Labor pains are ambiguous. And ambiguity is hard.
And even when labor and pregnancy go "as planned," you know not whom you hold in your arms. This is your child, yes, but also God's. This tiny creature is a mystery of tissue, nerves, and stardust, leaving us with so many questions.
I don't really know what all these questions might be. I'm not even close to being a mommy yet. I can only use my imagination and dream of a day when I might hold God's child in my arms.
But I do know, from my many mommy and daddy friends, that this whole thing is ambiguous. You can read all the books, but there is no map for birthing and parenthood. You just find your way forward. I often look at wonder at my friends who are parents. How can you embark on such an unknown journey and face it with courage? How do you even begin to raise a little human being? I'm not a parent, but I am a pastor—and I often have similar questions as I look out into the congregation on Sunday morning. How do we even begin to build the Kingdom of God?
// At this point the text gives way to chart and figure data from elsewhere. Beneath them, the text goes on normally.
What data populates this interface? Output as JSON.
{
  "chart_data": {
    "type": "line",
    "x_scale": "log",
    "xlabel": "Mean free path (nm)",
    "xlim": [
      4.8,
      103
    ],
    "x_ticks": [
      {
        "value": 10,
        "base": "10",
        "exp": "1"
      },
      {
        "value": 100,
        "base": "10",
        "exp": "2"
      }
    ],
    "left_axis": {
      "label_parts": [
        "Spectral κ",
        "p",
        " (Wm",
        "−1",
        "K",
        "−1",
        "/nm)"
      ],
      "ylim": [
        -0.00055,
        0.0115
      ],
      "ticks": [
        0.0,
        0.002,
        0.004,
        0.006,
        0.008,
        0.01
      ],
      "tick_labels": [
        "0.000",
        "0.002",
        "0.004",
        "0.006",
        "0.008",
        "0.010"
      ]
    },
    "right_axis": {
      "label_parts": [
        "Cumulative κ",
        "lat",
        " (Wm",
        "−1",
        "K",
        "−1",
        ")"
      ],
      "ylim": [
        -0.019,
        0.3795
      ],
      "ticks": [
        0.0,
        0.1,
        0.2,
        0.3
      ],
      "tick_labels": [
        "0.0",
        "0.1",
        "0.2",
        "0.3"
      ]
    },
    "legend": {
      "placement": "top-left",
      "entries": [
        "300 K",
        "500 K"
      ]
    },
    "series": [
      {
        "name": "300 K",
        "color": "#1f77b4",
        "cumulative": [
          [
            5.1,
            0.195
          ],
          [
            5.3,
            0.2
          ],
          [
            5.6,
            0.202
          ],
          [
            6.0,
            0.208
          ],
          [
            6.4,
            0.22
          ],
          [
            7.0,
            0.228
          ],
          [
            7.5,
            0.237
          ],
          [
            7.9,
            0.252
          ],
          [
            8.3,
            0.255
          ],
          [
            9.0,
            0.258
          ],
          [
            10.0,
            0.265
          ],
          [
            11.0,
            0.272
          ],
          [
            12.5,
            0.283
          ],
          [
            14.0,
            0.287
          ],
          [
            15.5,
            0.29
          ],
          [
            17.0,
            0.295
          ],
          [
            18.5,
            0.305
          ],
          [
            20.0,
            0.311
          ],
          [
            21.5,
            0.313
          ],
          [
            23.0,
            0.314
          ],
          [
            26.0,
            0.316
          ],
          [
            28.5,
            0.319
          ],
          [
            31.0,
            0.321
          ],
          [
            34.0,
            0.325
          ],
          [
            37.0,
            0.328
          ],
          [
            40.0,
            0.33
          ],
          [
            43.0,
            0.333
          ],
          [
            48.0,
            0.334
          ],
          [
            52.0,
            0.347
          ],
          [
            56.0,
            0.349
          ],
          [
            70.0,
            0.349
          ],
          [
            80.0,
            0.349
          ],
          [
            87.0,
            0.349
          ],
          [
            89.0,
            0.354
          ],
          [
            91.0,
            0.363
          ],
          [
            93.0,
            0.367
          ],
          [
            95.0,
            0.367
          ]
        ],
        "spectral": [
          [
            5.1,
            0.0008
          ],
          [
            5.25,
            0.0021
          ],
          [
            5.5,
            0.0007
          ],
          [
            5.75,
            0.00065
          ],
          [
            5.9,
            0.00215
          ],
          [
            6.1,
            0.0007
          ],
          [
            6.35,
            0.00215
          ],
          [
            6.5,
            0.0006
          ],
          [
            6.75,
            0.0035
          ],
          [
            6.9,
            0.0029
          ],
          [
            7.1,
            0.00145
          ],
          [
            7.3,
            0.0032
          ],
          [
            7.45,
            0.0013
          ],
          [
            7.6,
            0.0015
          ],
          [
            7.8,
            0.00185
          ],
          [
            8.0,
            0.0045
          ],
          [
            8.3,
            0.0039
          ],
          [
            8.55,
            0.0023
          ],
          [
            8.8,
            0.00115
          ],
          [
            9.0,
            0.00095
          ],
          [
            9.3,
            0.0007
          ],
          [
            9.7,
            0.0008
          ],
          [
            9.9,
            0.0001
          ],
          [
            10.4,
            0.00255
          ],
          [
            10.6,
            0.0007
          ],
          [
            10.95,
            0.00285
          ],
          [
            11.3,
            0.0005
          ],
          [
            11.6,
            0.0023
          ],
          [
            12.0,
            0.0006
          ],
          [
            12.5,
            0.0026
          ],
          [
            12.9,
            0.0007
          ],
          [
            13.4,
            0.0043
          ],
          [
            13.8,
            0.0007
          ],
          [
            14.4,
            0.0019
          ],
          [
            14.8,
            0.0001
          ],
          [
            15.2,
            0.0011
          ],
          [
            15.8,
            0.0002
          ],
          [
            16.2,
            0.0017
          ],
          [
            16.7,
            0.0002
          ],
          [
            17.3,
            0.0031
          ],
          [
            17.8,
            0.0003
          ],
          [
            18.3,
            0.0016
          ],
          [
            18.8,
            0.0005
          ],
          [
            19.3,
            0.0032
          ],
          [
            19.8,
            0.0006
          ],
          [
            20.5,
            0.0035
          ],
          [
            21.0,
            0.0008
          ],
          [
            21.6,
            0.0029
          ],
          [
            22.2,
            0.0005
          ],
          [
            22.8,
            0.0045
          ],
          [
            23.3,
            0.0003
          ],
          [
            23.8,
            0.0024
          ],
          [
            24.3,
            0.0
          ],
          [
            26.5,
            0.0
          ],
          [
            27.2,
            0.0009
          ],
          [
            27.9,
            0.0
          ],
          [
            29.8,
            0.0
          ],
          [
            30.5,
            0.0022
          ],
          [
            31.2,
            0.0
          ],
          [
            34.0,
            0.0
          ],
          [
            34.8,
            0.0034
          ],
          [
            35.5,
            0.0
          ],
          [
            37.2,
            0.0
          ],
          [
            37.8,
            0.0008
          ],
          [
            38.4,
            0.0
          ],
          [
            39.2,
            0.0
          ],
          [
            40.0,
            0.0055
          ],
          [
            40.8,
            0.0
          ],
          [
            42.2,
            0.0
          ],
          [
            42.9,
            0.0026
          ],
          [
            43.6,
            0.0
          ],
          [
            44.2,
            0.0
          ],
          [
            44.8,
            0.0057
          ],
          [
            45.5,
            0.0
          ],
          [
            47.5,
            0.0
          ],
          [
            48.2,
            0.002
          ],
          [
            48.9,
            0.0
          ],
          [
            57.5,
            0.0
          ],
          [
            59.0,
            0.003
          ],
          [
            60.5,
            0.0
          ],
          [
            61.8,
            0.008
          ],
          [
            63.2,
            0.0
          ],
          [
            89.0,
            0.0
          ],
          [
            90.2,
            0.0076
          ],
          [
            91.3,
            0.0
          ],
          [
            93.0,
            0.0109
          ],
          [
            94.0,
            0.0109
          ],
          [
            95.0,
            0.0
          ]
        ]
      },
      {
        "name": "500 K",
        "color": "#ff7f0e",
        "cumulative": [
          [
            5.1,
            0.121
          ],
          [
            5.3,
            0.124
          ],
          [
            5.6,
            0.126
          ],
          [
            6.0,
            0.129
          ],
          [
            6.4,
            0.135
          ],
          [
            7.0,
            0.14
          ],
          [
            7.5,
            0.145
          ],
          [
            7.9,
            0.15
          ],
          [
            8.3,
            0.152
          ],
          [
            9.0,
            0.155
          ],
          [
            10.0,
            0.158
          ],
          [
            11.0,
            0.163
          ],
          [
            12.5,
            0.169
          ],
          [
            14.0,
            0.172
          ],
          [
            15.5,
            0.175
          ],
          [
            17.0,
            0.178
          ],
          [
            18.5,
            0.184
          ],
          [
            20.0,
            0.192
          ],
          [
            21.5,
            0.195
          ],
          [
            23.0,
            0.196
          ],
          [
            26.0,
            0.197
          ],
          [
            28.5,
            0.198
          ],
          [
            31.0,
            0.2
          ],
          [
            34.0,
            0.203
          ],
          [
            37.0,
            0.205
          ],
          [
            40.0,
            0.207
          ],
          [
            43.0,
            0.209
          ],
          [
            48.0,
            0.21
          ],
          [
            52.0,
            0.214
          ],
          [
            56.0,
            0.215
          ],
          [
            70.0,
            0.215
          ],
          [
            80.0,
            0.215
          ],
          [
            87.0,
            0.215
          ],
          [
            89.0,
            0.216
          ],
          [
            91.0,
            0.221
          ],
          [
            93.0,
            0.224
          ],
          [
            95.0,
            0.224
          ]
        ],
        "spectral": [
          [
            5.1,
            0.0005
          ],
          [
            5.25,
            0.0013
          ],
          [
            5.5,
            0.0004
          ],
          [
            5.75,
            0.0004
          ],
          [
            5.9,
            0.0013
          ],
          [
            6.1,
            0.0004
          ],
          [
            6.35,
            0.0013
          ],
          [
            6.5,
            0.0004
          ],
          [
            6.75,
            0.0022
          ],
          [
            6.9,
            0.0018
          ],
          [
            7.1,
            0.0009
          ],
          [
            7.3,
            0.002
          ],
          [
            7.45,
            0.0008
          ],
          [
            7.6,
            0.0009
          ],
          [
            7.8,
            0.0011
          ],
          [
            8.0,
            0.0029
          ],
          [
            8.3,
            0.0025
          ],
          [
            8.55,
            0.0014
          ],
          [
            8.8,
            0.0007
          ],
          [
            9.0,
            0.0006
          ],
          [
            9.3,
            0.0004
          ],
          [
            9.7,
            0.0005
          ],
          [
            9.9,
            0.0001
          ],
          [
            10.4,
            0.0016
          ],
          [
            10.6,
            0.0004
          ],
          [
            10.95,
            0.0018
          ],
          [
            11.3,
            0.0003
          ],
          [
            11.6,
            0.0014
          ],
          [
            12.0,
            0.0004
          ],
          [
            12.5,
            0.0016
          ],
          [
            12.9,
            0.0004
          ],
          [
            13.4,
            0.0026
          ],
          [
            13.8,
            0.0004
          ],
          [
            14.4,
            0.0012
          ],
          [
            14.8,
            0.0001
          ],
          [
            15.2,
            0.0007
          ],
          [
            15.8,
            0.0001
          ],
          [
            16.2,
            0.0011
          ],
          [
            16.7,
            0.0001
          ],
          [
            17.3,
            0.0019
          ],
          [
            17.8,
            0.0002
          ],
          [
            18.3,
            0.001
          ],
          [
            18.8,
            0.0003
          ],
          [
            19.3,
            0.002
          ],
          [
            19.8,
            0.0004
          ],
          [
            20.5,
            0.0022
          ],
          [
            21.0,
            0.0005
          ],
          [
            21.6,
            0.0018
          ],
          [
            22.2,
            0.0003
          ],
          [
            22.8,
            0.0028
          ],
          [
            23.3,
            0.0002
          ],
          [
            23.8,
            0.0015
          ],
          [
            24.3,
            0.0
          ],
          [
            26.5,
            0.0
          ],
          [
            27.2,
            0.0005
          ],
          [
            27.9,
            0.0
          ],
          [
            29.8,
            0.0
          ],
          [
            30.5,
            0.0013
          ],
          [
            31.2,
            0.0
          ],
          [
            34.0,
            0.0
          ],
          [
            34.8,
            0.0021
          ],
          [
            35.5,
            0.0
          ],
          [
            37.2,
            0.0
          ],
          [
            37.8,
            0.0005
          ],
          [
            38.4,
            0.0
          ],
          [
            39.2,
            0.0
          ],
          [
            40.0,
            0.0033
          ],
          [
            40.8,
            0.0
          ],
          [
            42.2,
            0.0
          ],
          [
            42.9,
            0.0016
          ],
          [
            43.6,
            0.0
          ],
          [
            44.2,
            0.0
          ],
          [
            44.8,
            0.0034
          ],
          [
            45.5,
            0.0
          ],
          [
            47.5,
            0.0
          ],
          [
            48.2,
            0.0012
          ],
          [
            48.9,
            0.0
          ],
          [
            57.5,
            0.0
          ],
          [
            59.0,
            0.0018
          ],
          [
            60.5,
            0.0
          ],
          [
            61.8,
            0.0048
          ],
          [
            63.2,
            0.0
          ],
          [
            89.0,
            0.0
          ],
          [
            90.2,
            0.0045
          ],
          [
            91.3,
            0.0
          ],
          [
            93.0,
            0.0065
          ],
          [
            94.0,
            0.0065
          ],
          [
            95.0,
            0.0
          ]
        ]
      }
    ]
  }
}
I love these labor verses. They are rich and feminine and powerful and raw. They are both strong and vulnerable; they are ambiguous. They give me great sermon material for a church facing difficult transitions and new beginnings. Even though we don’t yet know how to be the church God needs us to be, we can be that church if we walk by faith.
At the same time, these verses terrify me. They say that I must journey without a map, that I must trust without knowing the result, that I must be prepared to experience suffering.
And isn't this usually the case with the gospel? It is a terrifying and humbling task to both live and preach the good news. The outcome is no more certain than that of birthing a baby. We don’t have maps, just faith and hope.